I had the pleasure, and it was a pleasure, of visiting a working farm a few days ago. Bragg Farms, in Clarington, Ontario, is home to cornfields, sunflower fields, soy fields, potato fields, many free range chickens and, wait for it, tourists, along with a website and an online store.
I had the chance to spend time talking with one of the owners and it was an eye opening experience. Farm life certainly isn’t what it used to be when I was a kid.
First, apologies for the lengthy delay between posts. Life sometimes kicks you in the teeth. For the past few months, I’ve been dealing with my own annoying but manageable health issue, as well as being emotionally invested in several more severe, more serious health issues in family and friends. Only one of these is resolved and not happily, but I’ve decided that it’s time to be curious about the world again. So off to the farm I went.
The farm itself appears to be what you would expect of a working farm: 8th generation family farm, established in 1843. It houses heavy equipment, outbuildings, grain silos, and fields as far as the eye can see. But behind the scenes, it is a corporation, with multiple business interests, offering multiple product lines. The working farm isn’t just what the eye can see either. The owners rent and lease as much land as possible in the area to extend the farm’s productivity and yields.
As expected, farm life is so very dependent on the weather, and the trials and tribulations of climate change have made the ability to plan for and predict yields year over year more and more difficult.
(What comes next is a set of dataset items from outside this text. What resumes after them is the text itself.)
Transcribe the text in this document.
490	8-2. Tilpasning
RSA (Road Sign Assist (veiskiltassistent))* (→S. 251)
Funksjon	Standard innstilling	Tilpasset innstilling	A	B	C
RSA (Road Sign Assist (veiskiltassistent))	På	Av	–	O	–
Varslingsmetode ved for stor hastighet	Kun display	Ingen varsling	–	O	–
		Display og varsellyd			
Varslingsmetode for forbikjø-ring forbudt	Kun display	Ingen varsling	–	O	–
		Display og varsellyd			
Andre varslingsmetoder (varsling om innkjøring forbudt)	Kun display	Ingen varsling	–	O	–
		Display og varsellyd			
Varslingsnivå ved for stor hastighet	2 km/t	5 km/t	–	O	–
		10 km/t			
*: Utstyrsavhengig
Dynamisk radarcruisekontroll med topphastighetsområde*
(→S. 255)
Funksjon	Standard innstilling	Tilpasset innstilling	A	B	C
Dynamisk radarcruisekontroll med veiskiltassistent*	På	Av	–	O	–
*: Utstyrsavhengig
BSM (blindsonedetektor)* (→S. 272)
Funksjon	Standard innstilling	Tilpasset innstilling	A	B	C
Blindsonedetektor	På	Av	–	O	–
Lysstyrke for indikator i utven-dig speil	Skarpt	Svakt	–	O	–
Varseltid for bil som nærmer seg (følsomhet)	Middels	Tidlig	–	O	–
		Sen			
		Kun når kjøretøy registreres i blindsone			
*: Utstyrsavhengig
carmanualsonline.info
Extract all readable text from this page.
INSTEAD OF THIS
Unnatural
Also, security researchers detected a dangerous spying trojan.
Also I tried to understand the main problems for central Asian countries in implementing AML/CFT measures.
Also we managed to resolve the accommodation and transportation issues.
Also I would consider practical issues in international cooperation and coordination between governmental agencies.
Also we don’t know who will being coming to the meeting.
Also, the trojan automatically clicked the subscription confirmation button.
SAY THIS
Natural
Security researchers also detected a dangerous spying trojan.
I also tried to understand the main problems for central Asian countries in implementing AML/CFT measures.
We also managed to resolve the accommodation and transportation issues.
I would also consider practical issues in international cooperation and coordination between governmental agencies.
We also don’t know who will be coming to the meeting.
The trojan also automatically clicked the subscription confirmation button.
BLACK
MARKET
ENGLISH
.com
The ability to rent or lease land is also becoming more difficult, as owners give way to developers or open businesses on the land that attract income but no longer provide a food source. Some of those alternative side businesses include pumpkin patches or lavender fields, grown for tourist attractions and entertainment, not for food. Some farms also include rides and onsite fairs, again, for the entertainment of visitors.

Bragg Farm has not gone down that road. The vast majority of their products are food products, although very much more diversified than was historically the case. Eggs, berries, sunflower seeds, seed crops like corn and soy, all contribute to products sold onsite or to wholesalers. But they have also started to offer companion goods and products. Like viewing platforms in their sunflower fields to allow bird photographers to capture stunning images of their winged subjects feasting on the colourful plants. Like morning and evening photography sessions with portrait photographers who love the texture and colour of the fields as backdrops. Like Aronia Berry Jam, sweetened only with pure maple syrup, and rated as one of the best ways to introduce antioxidants into your diet.
My visit was for photography, but I took the time to learn about the activities of the farm and the pressures the owners face to survive. Things we take for granted in our suburban lives don’t really apply on the farm. You work all day, every day. There is no such thing as a vacation during growing season. There is no such thing as a mental health day. On the flipside, the quiet surroundings and the vast open spaces were calming to me, and I now appreciate that it is a different kind of stress on the farm from that which most of us deal with. It’s the drama of real life.

Last year, we hardly had any rain during the summer months. This year, we have had almost nothing but rain. While my suburban home garden looks like a lush scene from a McMansion in Vancouver this year, the owner mentioned that her fields were maturing way too early this year to get the most out of the growing season. My immigrant family had a large backyard garden when I was growing up, and I remember my dad being annoyed when the weather did not allow him to grow what he wanted in the quantity he wanted. I can’t imagine what it’s like to cope with that issue on this scale.
No business venture comes with only positives however. Expanding into hosting photographers and tourists comes with its own share of challenges. Bird photographers who camp out all day on a platform, with crates of gear, despite requests to handhold their shots and to share access. Tourists from different cultures who don’t seem to understand that annoying and chasing animals onsite is not an acceptable way to behave. Humans really can be idiots sometimes.
And one last interesting fact: cutting a pathway through a cornfield or sunflower field for tourists means that portion of land is no longer available for cultivation. That’s a big loss for a farm. It has to be made up some other way.

Why am I writing this piece in a photography blog? To celebrate the landscape, of course, and to recognize those who respect and cherish it. Also to recognize that inventiveness and resourcefulness are the hallmarks of any successful business, including farming. The next time you visit a farm or even drive by a farm, give a few moments of thought to the people who run it. Give them your support. They put food on your table. They are also protecting a legacy that is by far the most important legacy we have.


Do glad you got to enjoy some of the “countryside”. Thank you for bringing the life of a farm to the public’s attention. Not an easy life, but a rewarding one.